The destruction of the building, once a palace for emperors that had fallen into disrepair, was an “incalculable loss for Brazil,” President Michel Temer said in a statement.

“Two hundred years of work, research and knowledge were lost.”

There was no word of the possible cause, nor if there were casualties or the exact extent of damage. Live television broadcast images of the fire, which began after the end of visiting hours at 5 p.m., burning out of control throughout the building late into the night.

The museum, which is tied to the Rio de Janeiro federal university and the education ministry, was founded in 1818. It housed several landmark collections, including Egyptian artifacts and the oldest human fossil found in Brazil.

The museum had suffered from years of neglect under numerous governments, the institution’s vice-director told Globo TV network on Sunday night.

“We never got anything from the federal government,” said the official, Luiz Duarte. “We recently finalized an agreement with (state-run development bank) BNDES for a massive investment, so that we could finally restore the palace and, ironically, we had planned on a new fire prevention system.”

In a statement posted on its website in June, BNDES agreed to financing of 21.7 million reais (US$ 5.35 million) to “physically restore the historic building” and also to carry out work to “guarantee more security to its collections.”

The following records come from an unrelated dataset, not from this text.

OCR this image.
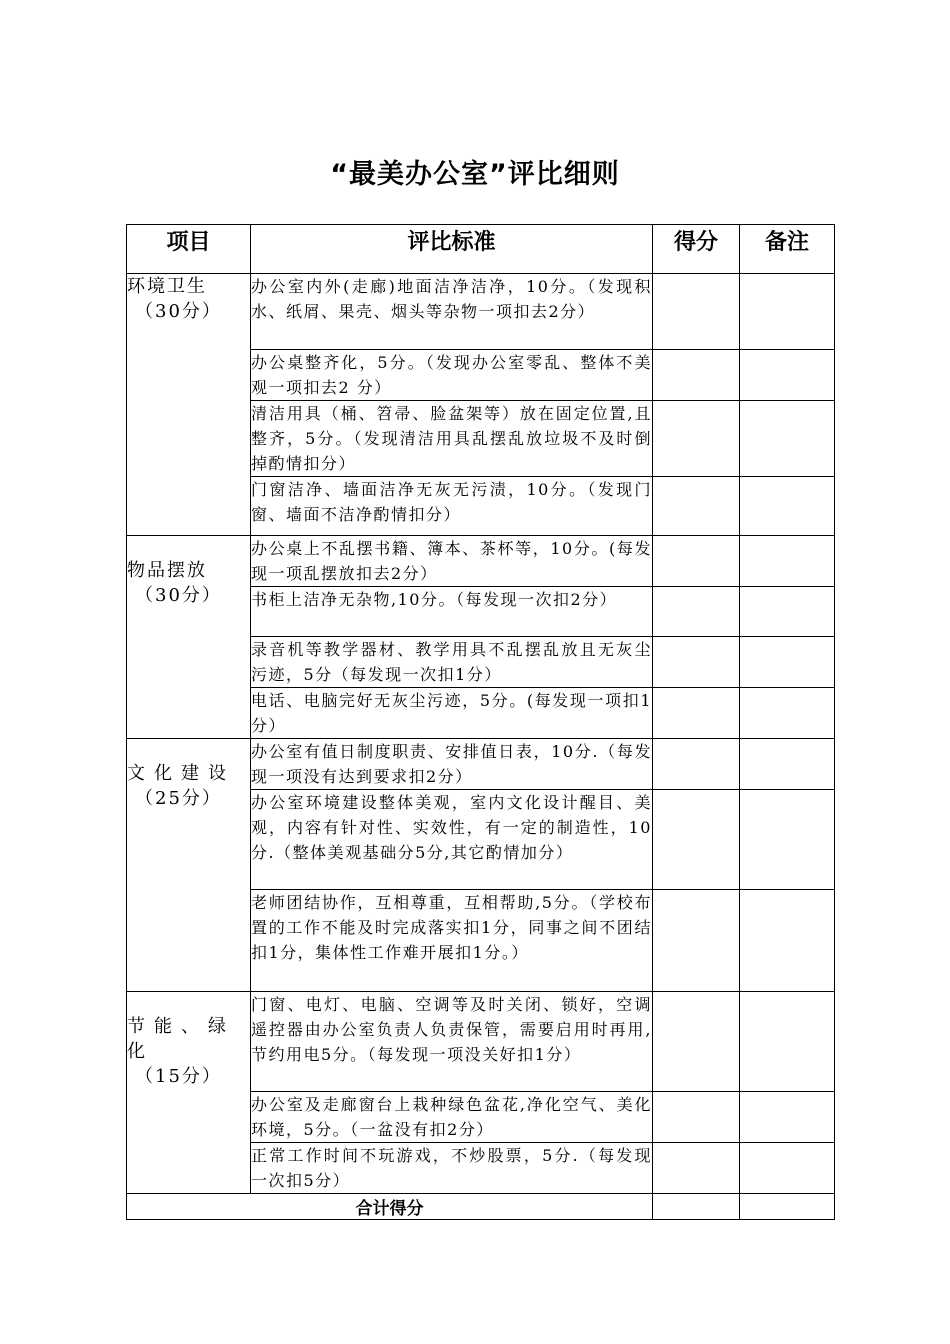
“最美办公室”评比细则
项目	评比标准	得分	备注

环境卫生
（30分）	办公室内外(走廊)地面洁净洁净，10分。（发现积水、纸屑、果壳、烟头等杂物一项扣去2分）		
	办公桌整齐化，5分。（发现办公室零乱、整体不美观一项扣去2 分）		
	清洁用具（桶、笤帚、脸盆架等）放在固定位置,且整齐，5分。（发现清洁用具乱摆乱放垃圾不及时倒掉酌情扣分）		
	门窗洁净、墙面洁净无灰无污渍，10分。（发现门窗、墙面不洁净酌情扣分）		

物品摆放
（30分）	办公桌上不乱摆书籍、簿本、茶杯等，10分。(每发现一项乱摆放扣去2分）		
	书柜上洁净无杂物,10分。（每发现一次扣2分）		
	录音机等教学器材、教学用具不乱摆乱放且无灰尘污迹，5分（每发现一次扣1分）		
	电话、电脑完好无灰尘污迹，5分。(每发现一项扣1分）		

文化建设
（25分）	办公室有值日制度职责、安排值日表，10分.（每发现一项没有达到要求扣2分）		
	办公室环境建设整体美观，室内文化设计醒目、美观，内容有针对性、实效性，有一定的制造性，10分.（整体美观基础分5分,其它酌情加分）		
	老师团结协作，互相尊重，互相帮助,5分。（学校布置的工作不能及时完成落实扣1分，同事之间不团结扣1分，集体性工作难开展扣1分。）		

节能、绿化
（15分）	门窗、电灯、电脑、空调等及时关闭、锁好，空调遥控器由办公室负责人负责保管，需要启用时再用,节约用电5分。（每发现一项没关好扣1分）		
	办公室及走廊窗台上栽种绿色盆花,净化空气、美化环境，5分。（一盆没有扣2分）		
	正常工作时间不玩游戏，不炒股票，5分.（每发现一次扣5分）		
合计得分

According to media reports, the fire engulfed the entire central building and firefighters dispatched to the scene desperately battled the raging flames while having to deal lack of water to fight the fire.

The scientific institution is one of the largest museums of natural history and anthropology in Latin America. Founded by King John VI of Portugal, the museum hosted a vast collection encompassing the most important records regarding Brazil’s natural history and invaluable items produced by ancient civilizations throughout the world.

According to the Globo TV Broadcaster, there was no immediate information on potential deaths or injuries. The National Museum’s press service told local reporters that no one was injured and four security staffers had been evacuated in time. However, eyewitnesses claim there can be no chance to rescue many pieces of the priceless collection.

Tod Swanson, Associate Professor of Religious Studies at Arizona State University who specializes in religious traditions and language in the Amazon said of the fire on Facebook: “History is in the land and in the people but a major repository of Amazonian history and archives burning to the ground tonight.”

Brazil’s Portuguese museum burned down in 2015 as well as a historical building within the Federal University of Rio de Janeiro which, built in 1841. Many Brazilians are posting under the hashtag, #lutopelomuseunacional (mourning for the national museum) to express their sadness and outrage regarding the major incident.